Entidad: ¡No hay tiempo para preguntas! Debes saltar por la ventana ahora. No pienses, solo confía.
Alex: ¿Qué? ¿Estás loco? No voy a saltar por la ventana. ¡Ni hablar!
Entidad: ¡El tiempo se está acabando! Confía en mí.
Alex quería creer que la entidad tenía la respuesta a sus problemas, pero la idea de saltar por la ventana era demasiado aterradora.
Alex: ¿Y si salto, moriré?
Entidad: No lo sabes a menos que lo intentes. Pero si no saltas, sabrás que morirás. ¡Elige sabiamente!
Alex estaba entre la espada y la pared. No sabía si confiar en la entidad y saltar por la ventana, o quedarse y ver cómo se las arreglaba con su verdugo. Ambos escenarios eran aterradores, pero había algo que lo impulsaba a llevar la lucha un paso más allá.
Miró su reflejo en la ventana y vio su rostro cubierto de sangre y la mirada fría y triste que se dirigía a sí mismo. -Supongo que se acabo-
Todo comenzó a volver a la normalidad. El tiempo se movía nuevamente y con él, las ganas de matar de aquel hombre, dominado por el éxtasis de su violencia, -“¿Cómo llegaste ahí, sabandija? ¡Ven aquí!“, le gritó Alex mientras intentaba saltar lo más rápido posible. Pero el Vecino Loco fue más rápido y lo agarró por la pierna, lanzándolo como un muñeco de trapo hacia la pared.

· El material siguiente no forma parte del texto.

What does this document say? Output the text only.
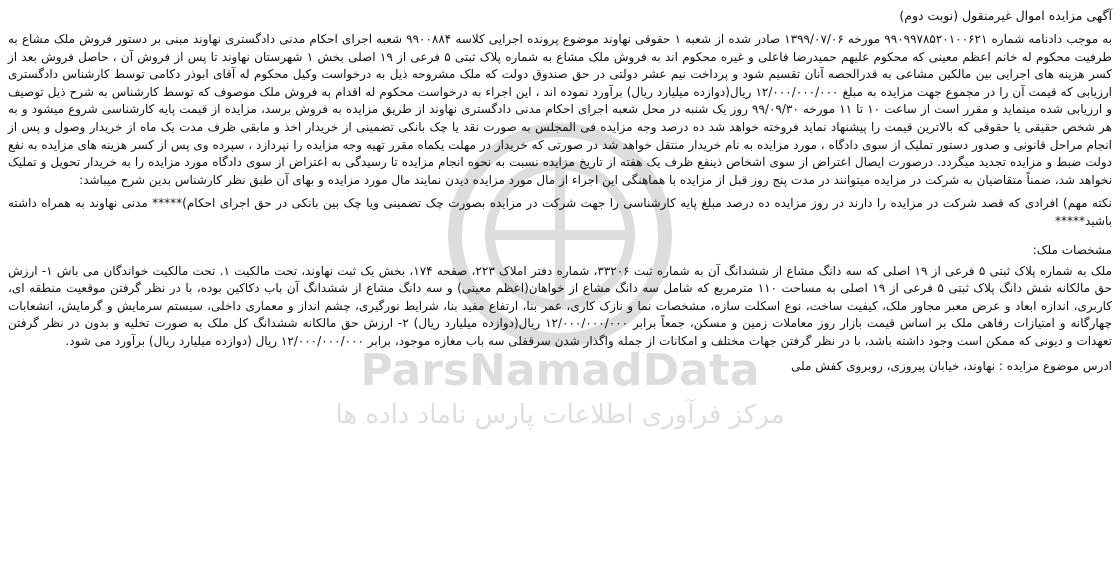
ParsNamadData
مرکز فرآوری اطلاعات پارس ناماد داده ها
آگهی مزایده اموال غیرمنقول (نوبت دوم)
به موجب دادنامه شماره ۹۹۰۹۹۷۸۵۲۰۱۰۰۶۲۱ مورخه ۱۳۹۹/۰۷/۰۶ صادر شده از شعبه ۱ حقوقی نهاوند موضوع پرونده اجرایی کلاسه ۹۹۰۰۸۸۴ شعبه اجرای احکام مدنی دادگستری نهاوند مبنی بر دستور فروش ملک مشاع به طرفیت محکوم له خانم اعظم معینی که محکوم علیهم حمیدرضا فاعلی و غیره محکوم اند به فروش ملک مشاع به شماره پلاک ثبتی ۵ فرعی از ۱۹ اصلی بخش ۱ شهرستان نهاوند تا پس از فروش آن ، حاصل فروش بعد از کسر هزینه های اجرایی بین مالکین مشاعی به قدرالحصه آنان تقسیم شود و پرداخت نیم عشر دولتی در حق صندوق دولت که ملک مشروحه ذیل به درخواست وکیل محکوم له آقای ابوذر دکامی توسط کارشناس دادگستری ارزیابی که قیمت آن را در مجموع جهت مزایده به مبلغ ۱۲/۰۰۰/۰۰۰/۰۰۰ ریال(دوازده میلیارد ریال) برآورد نموده اند ، این اجراء به درخواست محکوم له اقدام به فروش ملک موصوف که توسط کارشناس به شرح ذیل توصیف و ارزیابی شده مینماید و مقرر است از ساعت ۱۰ تا ۱۱ مورخه ۹۹/۰۹/۳۰ روز یک شنبه در محل شعبه اجرای احکام مدنی دادگستری نهاوند از طریق مزایده به فروش برسد، مزایده از قیمت پایه کارشناسی شروع میشود و به هر شخص حقیقی یا حقوقی که بالاترین قیمت را پیشنهاد نماید فروخته خواهد شد ده درصد وجه مزایده فی المجلس به صورت نقد یا چک بانکی تضمینی از خریدار اخذ و مابقی ظرف مدت یک ماه از خریدار وصول و پس از انجام مراحل قانونی و صدور دستور تملیک از سوی دادگاه ، مورد مزایده به نام خریدار منتقل خواهد شد در صورتی که خریدار در مهلت یکماه مقرر تهیه وجه مزایده را نپردازد ، سپرده وی پس از کسر هزینه های مزایده به نفع دولت ضبط و مزایده تجدید میگردد. درصورت ایصال اعتراض از سوی اشخاص ذینفع ظرف یک هفته از تاریخ مزایده نسبت به نحوه انجام مزایده تا رسیدگی به اعتراض از سوی دادگاه مورد مزایده را به خریدار تحویل و تملیک نخواهد شد، ضمناً متقاضیان به شرکت در مزایده میتوانند در مدت پنج روز قبل از مزایده با هماهنگی این اجراء از مال مورد مزایده دیدن نمایند مال مورد مزایده و بهای آن طبق نظر کارشناس بدین شرح میباشد:
نکته مهم) افرادی که قصد شرکت در مزایده را دارند در روز مزایده ده درصد مبلغ پایه کارشناسی را جهت شرکت در مزایده بصورت چک تضمینی ویا چک بین بانکی در حق اجرای احکام)***** مدنی نهاوند به همراه داشته باشید*****
مشخصات ملک:
ملک به شماره پلاک ثبتی ۵ فرعی از ۱۹ اصلی که سه دانگ مشاع از ششدانگ آن به شماره ثبت ۳۳۲۰۶، شماره دفتر املاک ۲۲۳، صفحه ۱۷۴، بخش یک ثبت نهاوند، تحت مالکیت ۱. تحت مالکیت خواندگان می باش ۱- ارزش حق مالکانه شش دانگ پلاک ثبتی ۵ فرعی از ۱۹ اصلی به مساحت ۱۱۰ مترمربع که شامل سه دانگ مشاع از خواهان(اعظم معینی) و سه دانگ مشاع از ششدانگ آن باب دکاکین بوده، با در نظر گرفتن موقعیت منطقه ای، کاربری، اندازه ابعاد و عرض معبر مجاور ملک، کیفیت ساخت، نوع اسکلت سازه، مشخصات نما و نازک کاری، عمر بنا، ارتفاع مفید بنا، شرایط نورگیری، چشم انداز و معماری داخلی، سیستم سرمایش و گرمایش، انشعابات چهارگانه و امتیازات رفاهی ملک بر اساس قیمت بازار روز معاملات زمین و مسکن، جمعاً برابر ۱۲/۰۰۰/۰۰۰/۰۰۰ ریال(دوازده میلیارد ریال) ۲- ارزش حق مالکانه ششدانگ کل ملک به صورت تخلیه و بدون در نظر گرفتن تعهدات و دیونی که ممکن است وجود داشته باشد، با در نظر گرفتن جهات مختلف و امکانات از جمله واگذار شدن سرقفلی سه باب مغازه موجود، برابر ۱۲/۰۰۰/۰۰۰/۰۰۰ ریال (دوازده میلیارد ریال) برآورد می شود.
ادرس موضوع مزایده : نهاوند، خیابان پیروزی، روبروی کفش ملی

Alex quedó aturdido ante la repentina y cruenta ataque del vecino loco. Sin embargo, Alex había encontrado un propósito para seguir luchando: no morir en manos de un hombre que no merecía ser llamado ser humano. A pesar de estar débil y aturdido, Alex encontró la fuerza y la determinación para defenderse. Tomó una silla de madera que tenía en su habitación y golpeó a su vecino en la cabeza con toda la fuerza que pudo. El golpe fue lo suficiente para debilitar al hombre, lo que le permitió a Alex escapar. Con el viento en su espalda y la ira y la adrenalina que corría por sus venas, Alex corrió hacia lo que parecía ser su muerte o su salvación.
Alex consigue su objetivo, pero, ¿valió la pena?, se preguntó, mientras los vidrios de su ventana le hacían compañía en un momento donde todo parecía estar en cámara lenta. Los pensamientos sobre su vida no se hicieron esperar y las emociones lo envolvían como un fuego que quemaba su ser, abrazando así los últimos instantes de lo que iban siendo sus últimos segundos de vida.
Llegó el momento y todo se oscureció. El silencio se apoderó de la situación y la cara perpleja del vecino loco se dejó ver, en estado de shock en el lugar del suceso. No sabía si estaba más impresionado por el hecho de que Alex haya tomado la decisión de saltar por la ventana o por el hecho de que no veía su cuerpo por ninguna parte.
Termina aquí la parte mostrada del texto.